# Show Production and Touring Schools?



## Puppy (Nov 29, 2009)

I've gotten to the point where I'm seriously looking into where I want to go to college. I want to be a lighting designer for and go on tour with bands or settle at a live venue which showcases a variety of productions. I'm not all that into theatre and broadway so it wouldn't make much sense for me to go to a school that is theatre based. Money is tight so I can't go too far. (Anywhere on the east coast is fine)
I've looked at Full sail but it seems a bit too good to be true. Temple is another consideration but only because its close to home and not too expensive. (Note thats not my first pick).
Any suggestions would help. 

Thank you,
Puppy

P.S. I love lighting and the jobs i metioned above are a dream of mine. But is this a good carrier choice? Does it make money? I love to travel as well.


----------



## ruinexplorer (Nov 29, 2009)

What can I say, this is a topic well travelled in this forum. We have students of Full Sail as members and they can give you some first hand information about the school. From what I have found from graduates of the program is that you only get out of it what you put into it. Those who already had good experience before going into the program got the most out of it. You definitely have the advantage of learning on top of the line gear from some well seasoned instructors. On the other hand, you miss out on some vital college experience that will help round out your marketability (learning additional skills such as technical writing as well as mathmatics to critical thinking). I would recommend that if you are not looking to do traditional theater, look at schools with a roadhouse where you can work professional productions. 

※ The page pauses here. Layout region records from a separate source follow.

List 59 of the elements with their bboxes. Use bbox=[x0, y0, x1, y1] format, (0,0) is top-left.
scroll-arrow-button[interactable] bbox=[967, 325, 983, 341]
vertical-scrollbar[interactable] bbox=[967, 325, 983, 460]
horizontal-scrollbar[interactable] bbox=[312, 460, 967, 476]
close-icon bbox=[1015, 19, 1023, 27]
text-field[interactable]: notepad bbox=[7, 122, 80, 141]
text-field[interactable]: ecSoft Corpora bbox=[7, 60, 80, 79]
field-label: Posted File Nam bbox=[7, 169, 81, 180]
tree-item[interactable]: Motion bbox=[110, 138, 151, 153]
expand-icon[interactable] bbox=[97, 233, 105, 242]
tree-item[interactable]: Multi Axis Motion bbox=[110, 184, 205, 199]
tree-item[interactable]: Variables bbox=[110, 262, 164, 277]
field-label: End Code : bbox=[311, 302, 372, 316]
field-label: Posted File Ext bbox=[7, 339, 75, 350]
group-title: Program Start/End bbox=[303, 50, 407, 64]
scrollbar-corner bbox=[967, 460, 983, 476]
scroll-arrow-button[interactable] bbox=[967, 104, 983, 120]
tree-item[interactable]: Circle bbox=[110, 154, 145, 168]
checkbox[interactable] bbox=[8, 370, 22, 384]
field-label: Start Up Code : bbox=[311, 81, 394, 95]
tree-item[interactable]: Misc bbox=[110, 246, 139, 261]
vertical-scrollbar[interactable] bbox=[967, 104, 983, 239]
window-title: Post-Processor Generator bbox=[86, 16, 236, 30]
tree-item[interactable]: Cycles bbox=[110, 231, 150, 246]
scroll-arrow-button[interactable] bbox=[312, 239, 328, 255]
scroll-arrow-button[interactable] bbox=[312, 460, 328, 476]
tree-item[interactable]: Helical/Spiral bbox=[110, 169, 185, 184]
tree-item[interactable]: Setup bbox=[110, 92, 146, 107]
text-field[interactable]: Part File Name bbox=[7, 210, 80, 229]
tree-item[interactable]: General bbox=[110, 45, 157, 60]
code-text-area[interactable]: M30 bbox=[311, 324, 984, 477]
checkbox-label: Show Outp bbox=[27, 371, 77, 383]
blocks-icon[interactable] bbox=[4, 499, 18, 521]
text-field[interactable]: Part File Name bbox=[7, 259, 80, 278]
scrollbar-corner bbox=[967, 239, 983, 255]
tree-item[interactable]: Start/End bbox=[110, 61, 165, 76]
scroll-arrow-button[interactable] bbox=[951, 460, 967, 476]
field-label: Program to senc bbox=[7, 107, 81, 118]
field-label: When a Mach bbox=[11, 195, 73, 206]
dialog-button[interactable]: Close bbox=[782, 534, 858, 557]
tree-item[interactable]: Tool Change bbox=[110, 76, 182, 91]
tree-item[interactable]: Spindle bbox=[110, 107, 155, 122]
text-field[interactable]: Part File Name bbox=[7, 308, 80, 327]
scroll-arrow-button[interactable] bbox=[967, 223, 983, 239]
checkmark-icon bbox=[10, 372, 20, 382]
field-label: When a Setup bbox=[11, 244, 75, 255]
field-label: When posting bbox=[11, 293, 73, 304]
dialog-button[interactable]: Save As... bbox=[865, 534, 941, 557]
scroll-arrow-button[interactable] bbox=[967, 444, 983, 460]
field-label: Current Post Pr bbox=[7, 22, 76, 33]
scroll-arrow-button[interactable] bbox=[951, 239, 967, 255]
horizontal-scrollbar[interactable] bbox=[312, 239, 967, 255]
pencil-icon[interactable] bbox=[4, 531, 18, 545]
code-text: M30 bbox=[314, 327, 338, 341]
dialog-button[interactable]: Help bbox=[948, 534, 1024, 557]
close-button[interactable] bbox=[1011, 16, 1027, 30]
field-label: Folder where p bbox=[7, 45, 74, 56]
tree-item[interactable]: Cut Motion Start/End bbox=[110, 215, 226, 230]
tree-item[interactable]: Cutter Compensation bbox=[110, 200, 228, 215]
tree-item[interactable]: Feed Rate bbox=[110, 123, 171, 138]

As for a career choice, the most common response is to find another marketable profession unless this is your absolute dream and will sacrifice anything to get into it. And with that sacrifice comes doing a lot of jobs that you don't want in order to achieve what you do want.


----------



## cprted (Nov 29, 2009)

For the time being, have you considered seeing if you can get on at a rental house and start getting some experience under your belt?


----------